China trade deal ‘doesn’t feel the same’ amid coronavirus


The coronavirus crisis has President Trump feeling queasy about his trade deal with China.

Trump said the landmark agreement “doesn’t feel the same” now that the pandemic has upended the global economy and reignited tensions between Washington and the Chinese Communist Party.

“The big thing is they should have never let this happen,” the president told Fox Business Network in an interview broadcast Thursday. “The ink was barely dry and the plague came over, and it doesn’t feel the same to me.”

Trump said he doesn’t want to speak to Chinese president Xi Jinping, though he said the two leaders have a “very good relationship.” He added that maintaining a partnership with China “may be hard to do” as the virus crisis complicates their relations.

“There are many things we could do,” he said. “We could cut off the whole relationship.”

The coronavirus had not yet forced China to lock down major cities when Trump and Chinese vice premier Liu He signed the phase-one agreement on Jan. 15 after months of negotiations.

But the US has since become the global epicenter of the pandemic with nearly 1.4 million cases and more than 84,000 deaths.
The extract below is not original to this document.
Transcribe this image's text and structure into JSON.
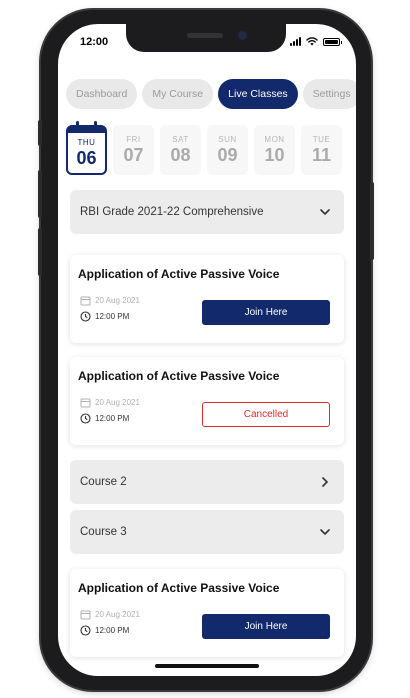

Amid the crisis, the Trump administration has accused China of trying to cover up the outbreak and alleging that the virus emerged from a lab there. US officials have not presented detailed evidence for that claim, and China has denied wrongdoing.

The president said China will fulfill its obligation under the trade deal to buy more than $200 billion in American goods and services. But he repeated his stance that he’s not interested in renegotiating the pact.

“We’re not going to renegotiate,” Trump said. “I’m not happy about anything having to do with that particular subject right now.”

President Donald Trump and Chinese President Xi Jinping at the 2017 G20 Summit in Germany.
President Donald Trump and Chinese President Xi JinpingPatrik Stollarz/AFP via Getty Images

Trump’s Thursday comments were one of his administration’s latest efforts to ramp up pressure on China as the US grapples with the coronavirus outbreak and its economic devastation. The American unemployment rate skyrocketed to a record 14.7 percent last month as lockdowns meant to curb the virus helped put millions of people out of work.

But US and Chinese officials committed last week to cooperate on implementing the phase-one trade deal. Beijing has also defended its handling of the virus amid blistering criticisms from the White House.